Continuing with the title guessing games (like #12 above), I got a bit carried away with the idea that The Queen might select a Royal Dukedom for Prince Harry with significant Scottish connections. I was excited, but wrong again. Of course, he did receive a secondary Scottish title, Earl of Dumbarton, which will be used as a courtesy title by his oldest son, if he has one. (I'm hoping for a girl this spring -- hello, I write about princesses -- but I'll probably be wrong again. My prognosticator has been off for a while now.)
#10 AN AFRICAN HONEYMOON
Inspired by recent reading of the official biography of Queen Elizabeth The Queen Mother, this post spotlight's her strong and decades-long interest in Africa, which started when she and her new husband spent months there during a partly official and partly private sojourn when they were still just the Duke and Duchess of York.
Oliver Abels (SVT)
via Wikimedia Commons
The very first Princess Poll post continued to get traffic throughout the year causing it to also be your favorite Princess Poll post. This poll focused on the four younger consorts: Letizia, Mathilde, Maxima and Rania.
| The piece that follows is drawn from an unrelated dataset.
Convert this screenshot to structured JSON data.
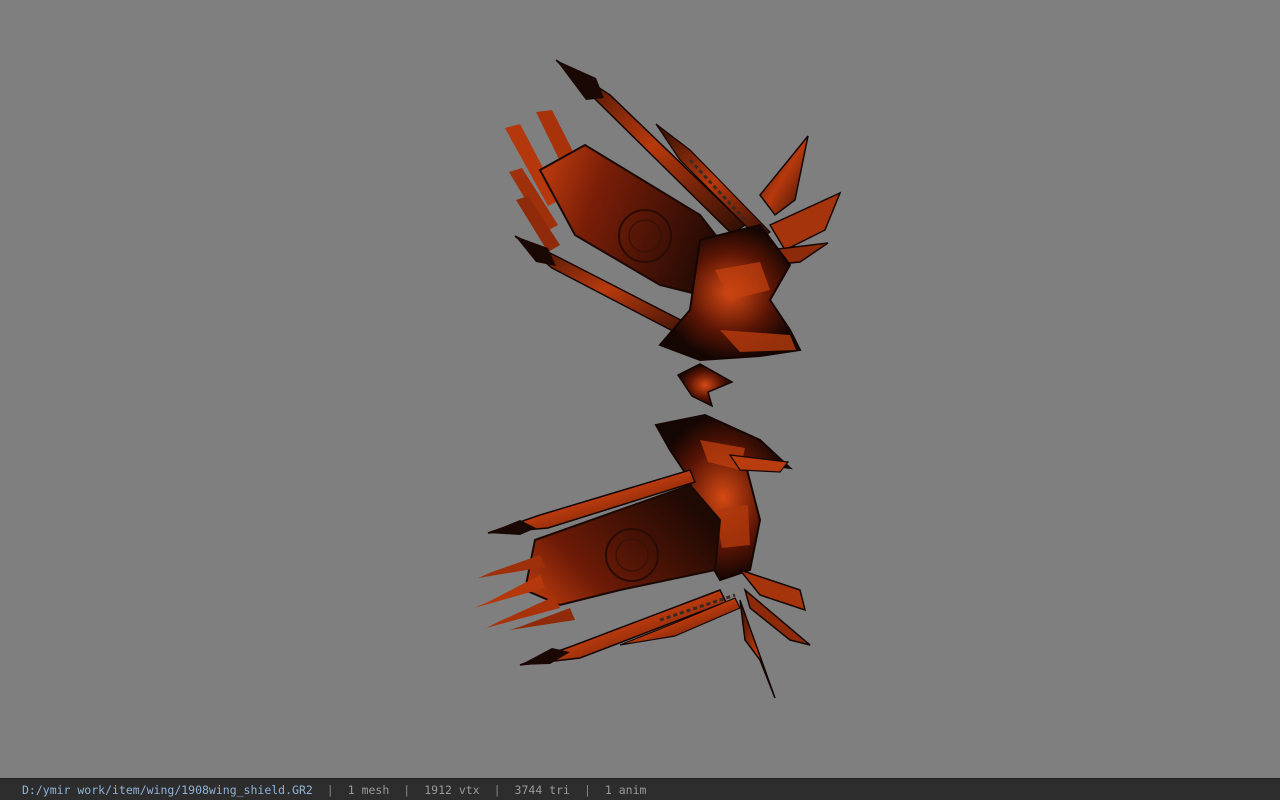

The colorful and vivacious Dutch queen from Argentina took was more popular than the other three combined.
#8 A TRULY ROYAL IN-LAW: INGEBORG OF DENMARK
As they say, "it's who you know." Ingeborg may not have been a significantly ranked royal lady herself, but she was closely related to many very significant royals, including monarchs in Denmark, Greece, Norway, Sweden, Britain, Belgium, Luxembourg and Russia.
#7 LOSING HER PRINCE
In commiseration with Queen Margrethe II of Denmark, whose consort Prince Henrik passed away in February, I offered this look at reigning Queens who lost their spouses and lived the longest in widowhood. Queen Victoria is likely the most famous royal widow, but she actually was not the longest widowed...
#6 MEET THE DUCHESS OF SUSSEX
As rumors became stronger that Prince Harry would be created Duke of Sussex upon his marriage to Meghan Markle, I decided to take a look at the history of the Duchesses of Sussex. It turned out that Meghan is actually the very first because, although the only previous Duke of Sussex had two wives, neither woman was granted royal titles or styles. This post introduces both of them.
#5 A SUCCESSFUL YOUNG QUEEN: MARGARET OF FRANCE
Early in 2018, I finally turned the spotlight on King Edward I's second wife, Margaret of France. It was about time considering that I had covered his first wife, Eleanor of Castile, all the way back in 2011. Barely more than an adolescent when she became Queen of England and following a well-loved predecessor, Margaret was remarkably successful as both wife and queen.
|Prince Louis and The Duchess of Cambridge|
Matt Porteous/Kensington Palace
So, I must admit that the Duke and Duchess of Cambridge did not name their son Frederick or Alfred, but considering the names of their first two children, it seemed logical that they might pick a name from among those commonly used by the Hanoverian Dynasty. As always, though, my predictions were incorrect.
#3 THE MOTHER OF BRIDE
In May, when it was announced that Thomas Markle would not escort his daughter down the aisle, everyone wondered who would walk with her. Some thought perhaps her mother Doria Ragland should do the honor, so I wrote this post about the last mother to escort a British Royal bride: Queen Victoria! (Prince Charles accompanied Meghan on the day.)
#2 THE BERNADOTTE QUEENS OF SWEDEN
In observation of the 200th anniversary of the House of Bernadotte, I offered up these mini bios of the dynasty's Queens from Napolean's ex-girlfriend to today's Brazilian-German "Dancing Queen."
#1 BOOK REVIEW: THE QUEST FOR QUEEN MARY
By far, the most popular post of the year was this review of Hugo Vickers book tracing the work and notes of James Pope-Hennessy's official biography of Queen Mary. It is a truly incredible volume that I cannot recommend too highly. In fact, I hope that the thousands of people who read this review also read the book!